Contentful has the advantage of being able to integrate with other content management systems, or act as the migration host of other properties, so that businesses benefit from having a single platform that powers devices and digital experiences.
Contentful provides various APIs and GraphQL as well as a self-service version. “Contentful offers what they call the Application Framework,” said Marcelo, “which allows you to create apps that integrate with other systems using their API and plugging that app directly into Contentful using their Form36 design system, which makes the app look like it’s natively part of the web admin interface.
“Their API library is pretty extensive offering APIs for delivering published content, for delivering drafts, for creating and managing content, content types, an image transformation API, a GraphQL API and a user management API.”
The challenges
Despite the strengths that Contentful possesses, it does come with some challenges – just like every content management system.
Among these is the lag in content governance that many have noticed. “I think the number 1 concern for me with regards to Contentful,” according to Marcelo, “and most other headless CMSs, is the authoring experience. When you create a content model, you try to keep it abstract so that it scales for the future.
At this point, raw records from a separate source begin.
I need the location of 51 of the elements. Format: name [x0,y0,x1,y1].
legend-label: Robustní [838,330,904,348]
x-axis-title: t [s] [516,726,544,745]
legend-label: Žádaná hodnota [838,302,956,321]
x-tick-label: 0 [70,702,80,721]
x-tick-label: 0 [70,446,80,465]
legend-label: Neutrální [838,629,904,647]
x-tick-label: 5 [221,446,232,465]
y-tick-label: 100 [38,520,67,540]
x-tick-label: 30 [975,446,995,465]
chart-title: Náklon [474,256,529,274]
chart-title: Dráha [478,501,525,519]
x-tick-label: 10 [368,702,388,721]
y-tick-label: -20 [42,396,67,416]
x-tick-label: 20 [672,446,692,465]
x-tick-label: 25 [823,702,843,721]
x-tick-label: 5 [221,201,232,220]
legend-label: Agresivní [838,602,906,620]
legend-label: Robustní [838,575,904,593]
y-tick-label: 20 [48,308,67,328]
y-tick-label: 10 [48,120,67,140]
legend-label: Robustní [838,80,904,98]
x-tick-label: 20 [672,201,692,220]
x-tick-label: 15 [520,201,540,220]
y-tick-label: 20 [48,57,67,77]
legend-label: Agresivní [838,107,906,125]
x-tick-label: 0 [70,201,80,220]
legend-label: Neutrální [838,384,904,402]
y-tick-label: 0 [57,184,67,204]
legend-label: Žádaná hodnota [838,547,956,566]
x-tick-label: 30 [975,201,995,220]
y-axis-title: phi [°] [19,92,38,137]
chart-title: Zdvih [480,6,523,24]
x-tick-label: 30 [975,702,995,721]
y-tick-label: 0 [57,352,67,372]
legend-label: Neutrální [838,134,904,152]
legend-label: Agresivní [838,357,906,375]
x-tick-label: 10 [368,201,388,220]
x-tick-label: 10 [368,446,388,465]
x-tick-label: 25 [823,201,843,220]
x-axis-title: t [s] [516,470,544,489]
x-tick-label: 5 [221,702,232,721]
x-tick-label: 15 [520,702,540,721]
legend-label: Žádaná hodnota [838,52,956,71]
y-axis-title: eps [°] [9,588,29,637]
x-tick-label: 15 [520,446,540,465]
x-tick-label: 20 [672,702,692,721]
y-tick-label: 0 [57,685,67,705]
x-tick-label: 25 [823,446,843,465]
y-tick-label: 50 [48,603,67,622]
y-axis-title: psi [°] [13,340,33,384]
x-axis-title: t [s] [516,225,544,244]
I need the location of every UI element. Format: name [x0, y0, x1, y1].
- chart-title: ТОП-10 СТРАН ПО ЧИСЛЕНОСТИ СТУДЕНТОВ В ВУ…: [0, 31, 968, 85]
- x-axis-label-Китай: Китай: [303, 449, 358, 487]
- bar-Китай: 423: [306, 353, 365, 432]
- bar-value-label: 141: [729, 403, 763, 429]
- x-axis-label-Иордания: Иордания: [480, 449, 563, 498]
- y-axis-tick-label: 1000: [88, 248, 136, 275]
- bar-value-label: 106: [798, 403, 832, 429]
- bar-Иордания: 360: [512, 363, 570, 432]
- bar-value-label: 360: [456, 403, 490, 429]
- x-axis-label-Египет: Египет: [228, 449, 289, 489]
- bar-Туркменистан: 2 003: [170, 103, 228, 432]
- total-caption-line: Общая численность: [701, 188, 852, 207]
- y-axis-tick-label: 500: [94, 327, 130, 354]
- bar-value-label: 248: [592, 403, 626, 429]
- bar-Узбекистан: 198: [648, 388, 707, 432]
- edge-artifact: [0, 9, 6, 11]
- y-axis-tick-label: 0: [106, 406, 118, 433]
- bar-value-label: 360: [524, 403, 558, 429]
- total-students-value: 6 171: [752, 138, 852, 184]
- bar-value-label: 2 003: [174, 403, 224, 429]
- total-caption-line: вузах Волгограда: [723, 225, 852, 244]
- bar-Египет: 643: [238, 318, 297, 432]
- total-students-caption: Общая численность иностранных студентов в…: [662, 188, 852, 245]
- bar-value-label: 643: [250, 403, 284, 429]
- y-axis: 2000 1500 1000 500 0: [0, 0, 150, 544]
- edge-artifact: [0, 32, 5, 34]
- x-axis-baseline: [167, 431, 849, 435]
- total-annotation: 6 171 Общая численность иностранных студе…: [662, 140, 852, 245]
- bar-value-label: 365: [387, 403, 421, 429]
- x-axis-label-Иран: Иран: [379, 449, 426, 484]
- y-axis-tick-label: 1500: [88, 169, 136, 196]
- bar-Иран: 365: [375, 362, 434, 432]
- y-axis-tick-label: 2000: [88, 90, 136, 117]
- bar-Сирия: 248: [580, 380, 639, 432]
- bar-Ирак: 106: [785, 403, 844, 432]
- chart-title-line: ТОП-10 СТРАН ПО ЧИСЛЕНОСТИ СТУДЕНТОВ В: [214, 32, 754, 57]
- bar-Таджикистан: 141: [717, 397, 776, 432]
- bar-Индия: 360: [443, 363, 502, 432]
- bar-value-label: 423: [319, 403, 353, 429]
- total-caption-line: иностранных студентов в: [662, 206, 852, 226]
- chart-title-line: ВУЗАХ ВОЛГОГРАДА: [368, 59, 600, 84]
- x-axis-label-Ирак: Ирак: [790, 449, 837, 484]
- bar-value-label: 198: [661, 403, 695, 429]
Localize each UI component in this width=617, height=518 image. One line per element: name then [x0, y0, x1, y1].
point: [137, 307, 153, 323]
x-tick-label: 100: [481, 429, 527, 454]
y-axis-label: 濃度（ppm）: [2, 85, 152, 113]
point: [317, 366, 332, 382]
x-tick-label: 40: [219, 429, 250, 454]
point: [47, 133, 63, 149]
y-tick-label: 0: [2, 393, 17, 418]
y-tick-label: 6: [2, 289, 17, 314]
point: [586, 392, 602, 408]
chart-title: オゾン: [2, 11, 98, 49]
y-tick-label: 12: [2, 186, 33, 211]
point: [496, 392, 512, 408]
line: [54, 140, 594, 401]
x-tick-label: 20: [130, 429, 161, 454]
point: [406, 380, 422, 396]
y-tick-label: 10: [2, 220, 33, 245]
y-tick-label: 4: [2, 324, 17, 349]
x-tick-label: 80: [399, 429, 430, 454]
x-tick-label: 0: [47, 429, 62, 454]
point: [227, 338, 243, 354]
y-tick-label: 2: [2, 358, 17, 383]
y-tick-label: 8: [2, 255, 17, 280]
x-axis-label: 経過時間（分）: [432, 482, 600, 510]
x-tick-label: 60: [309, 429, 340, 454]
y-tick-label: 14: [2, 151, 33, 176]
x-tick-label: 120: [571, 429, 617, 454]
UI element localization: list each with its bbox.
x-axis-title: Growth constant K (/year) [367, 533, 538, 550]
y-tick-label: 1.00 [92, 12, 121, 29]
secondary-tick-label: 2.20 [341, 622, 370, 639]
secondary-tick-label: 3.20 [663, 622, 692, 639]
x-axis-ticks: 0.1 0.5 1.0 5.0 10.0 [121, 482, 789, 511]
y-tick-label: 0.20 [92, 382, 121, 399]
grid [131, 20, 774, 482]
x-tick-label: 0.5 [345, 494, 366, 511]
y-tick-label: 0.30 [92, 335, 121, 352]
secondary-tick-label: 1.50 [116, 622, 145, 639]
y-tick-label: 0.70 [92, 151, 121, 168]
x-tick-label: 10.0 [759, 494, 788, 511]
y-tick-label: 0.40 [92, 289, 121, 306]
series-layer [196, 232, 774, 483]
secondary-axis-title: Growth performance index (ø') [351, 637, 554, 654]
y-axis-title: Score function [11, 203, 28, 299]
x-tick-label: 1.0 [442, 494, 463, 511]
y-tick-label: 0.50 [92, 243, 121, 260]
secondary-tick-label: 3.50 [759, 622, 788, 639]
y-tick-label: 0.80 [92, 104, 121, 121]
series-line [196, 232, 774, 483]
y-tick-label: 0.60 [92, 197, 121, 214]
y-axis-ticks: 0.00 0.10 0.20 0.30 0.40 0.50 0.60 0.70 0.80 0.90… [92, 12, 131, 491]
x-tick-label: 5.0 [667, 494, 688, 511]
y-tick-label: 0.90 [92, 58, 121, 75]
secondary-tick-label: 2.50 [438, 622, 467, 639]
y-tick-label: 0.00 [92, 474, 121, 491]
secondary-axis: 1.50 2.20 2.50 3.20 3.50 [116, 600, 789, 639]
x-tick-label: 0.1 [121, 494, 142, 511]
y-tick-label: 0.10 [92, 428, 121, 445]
“The problem is that forms that authors use to enter content are built around these content models and sometimes they can be too abstract and confusing for authors. They need to separate the content model from the creation of the form used to enter content by the authors.”
And much like all headless content management systems, in the act of chopping off the head and separating it from the body, it overlooks some of the features that are often found in legacy content management systems. And we’ve begun to see Contentful expand some features such as tagging and their new Compose app.